After examining 46 such subjects, researchers found a strong correlation between subjects' political attitudes and their physiological responses to threat. People who showed more "blink startle" and perspiration after a threatening stimulus tended to cluster on the right politically. They advocated capital punishment, school prayer, and defense spending, and they supported the Iraq war.

In contrast, liberals - who supported "less protectionist" policies such as gun control, open immigration, and increased foreign aid - showed significantly less physical response to the threatening stimuli. While education had some effect on the results, subjects' blink and skin-conductance responses were much better predictors of their political attitudes. And the degree to which a person was startled by threatening stimuli indicated how much he or she advocated policies that protect society from external and internal threats such as wars and crime.

46 test subjects. 46. And that's divided into two groups, so let's assume actual samples of 23. If you could find 46 randomly selected subjects and come up with a coherent description of “conservatism” or “liberalism” as sufficiently fixed category so as to form, unanimity among short-lived political discussion groups, it would be a miracle. If university level political science “scholars” can’t appreciate the complexity of what these guys are proposing to do science about, they don’t need to be branching out but handing out dope slaps.

Of course, behavior sci being what it is today, the entire shoddy mess is alleged to demonstrate evolutionary adaptation.

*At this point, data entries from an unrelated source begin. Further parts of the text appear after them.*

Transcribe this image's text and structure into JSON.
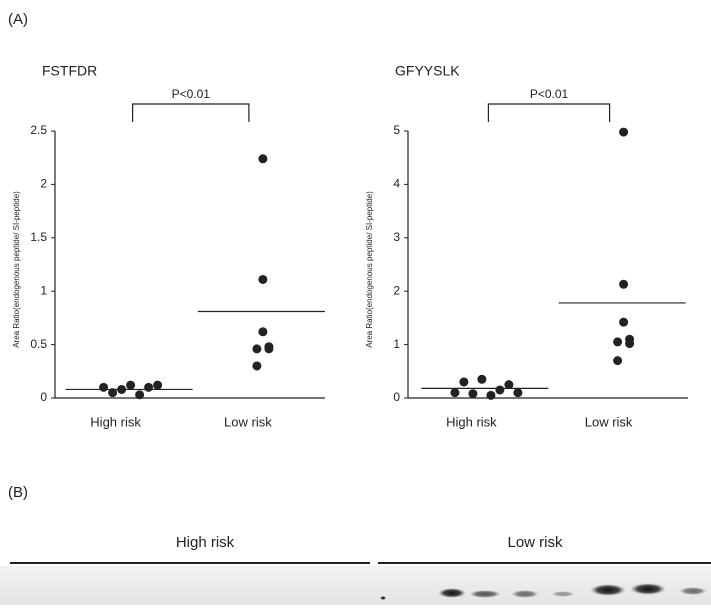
{
  "panel_labels": [
    "(A)",
    "(B)"
  ],
  "chart_data": [
    {
      "type": "dotplot",
      "title": "FSTFDR",
      "y_label": "Area Ratio(endogenous peptide/ SI-peptide)",
      "categories": [
        "High risk",
        "Low risk"
      ],
      "points": [
        [
          0.1,
          0.05,
          0.08,
          0.12,
          0.03,
          0.1,
          0.12
        ],
        [
          2.24,
          1.11,
          0.62,
          0.48,
          0.46,
          0.46,
          0.3
        ]
      ],
      "means": [
        0.08,
        0.81
      ],
      "annotation": "P<0.01",
      "color": "#222222",
      "ylim": [
        0,
        2.5
      ],
      "yticks": [
        0,
        0.5,
        1,
        1.5,
        2,
        2.5
      ]
    },
    {
      "type": "dotplot",
      "title": "GFYYSLK",
      "y_label": "Area Ratio(endogenous peptide/ SI-peptide)",
      "categories": [
        "High risk",
        "Low risk"
      ],
      "points": [
        [
          0.1,
          0.3,
          0.08,
          0.35,
          0.05,
          0.15,
          0.25,
          0.1
        ],
        [
          4.98,
          2.13,
          1.42,
          1.1,
          1.05,
          1.02,
          0.7
        ]
      ],
      "means": [
        0.18,
        1.78
      ],
      "annotation": "P<0.01",
      "color": "#222222",
      "ylim": [
        0,
        5
      ],
      "yticks": [
        0,
        1,
        2,
        3,
        4,
        5
      ]
    }
  ],
  "blot": {
    "groups": [
      "High risk",
      "Low risk"
    ]
  }
}
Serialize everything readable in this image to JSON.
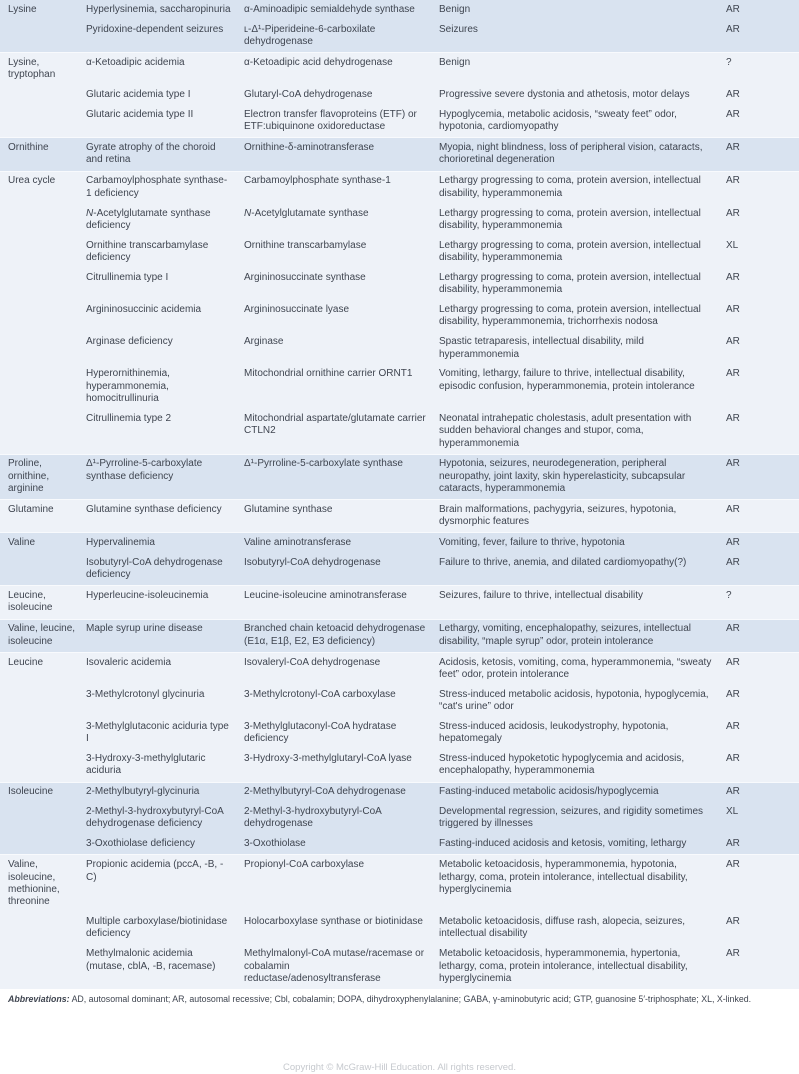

In fact, viewed through the long lens of evolutionary time, it would seem that the two camps depend on each other. A person who's hard-wired to protect himself from danger may be able to avoid getting eaten by an attacking tiger - while his neighbor, who's hard-wired to adapt to change, may sense an impending Ice Age in time to escape.

This is the reassuring note offered by political physiology at the end of another long, divisive American presidential campaign.

"The biological variation between liberals and conservatives is itself adaptive," Alford said.

The evo-psy habit of pretending what it says it sees through their entirely imaginary "long lense" can function as real science has become one of the most pervasive and insane manias of our intellectual class. There doesn’t seem to be much of any protest against it by real scientists, though I’d imagine eventually a reaction is going to set in.

But protecting the integrity of science is the business of scientists. When this anti-democratic junk starts to make its way into politics, it is all of our business. This stuff, not science by any honest definition, has the same potential as pseudo-sciences of the past to gain political influence. When a major, respected newspaper in the United States can print an article like the one linked to, we are in serious danger from it. If scientists won’t call them on it we peons who favor democracy will have to.

Democracy presupposes the efficacy of informed reason, it cannot exist without that. Other parts of the fashionable pseudo-sciences undermine other essential prerequisites of democracy such as equality and self-sacrifice. I don’t see any way in which democracy can withstand these academic assaults without us calling them on their scientific and scholastic short comings and basic dishonesty.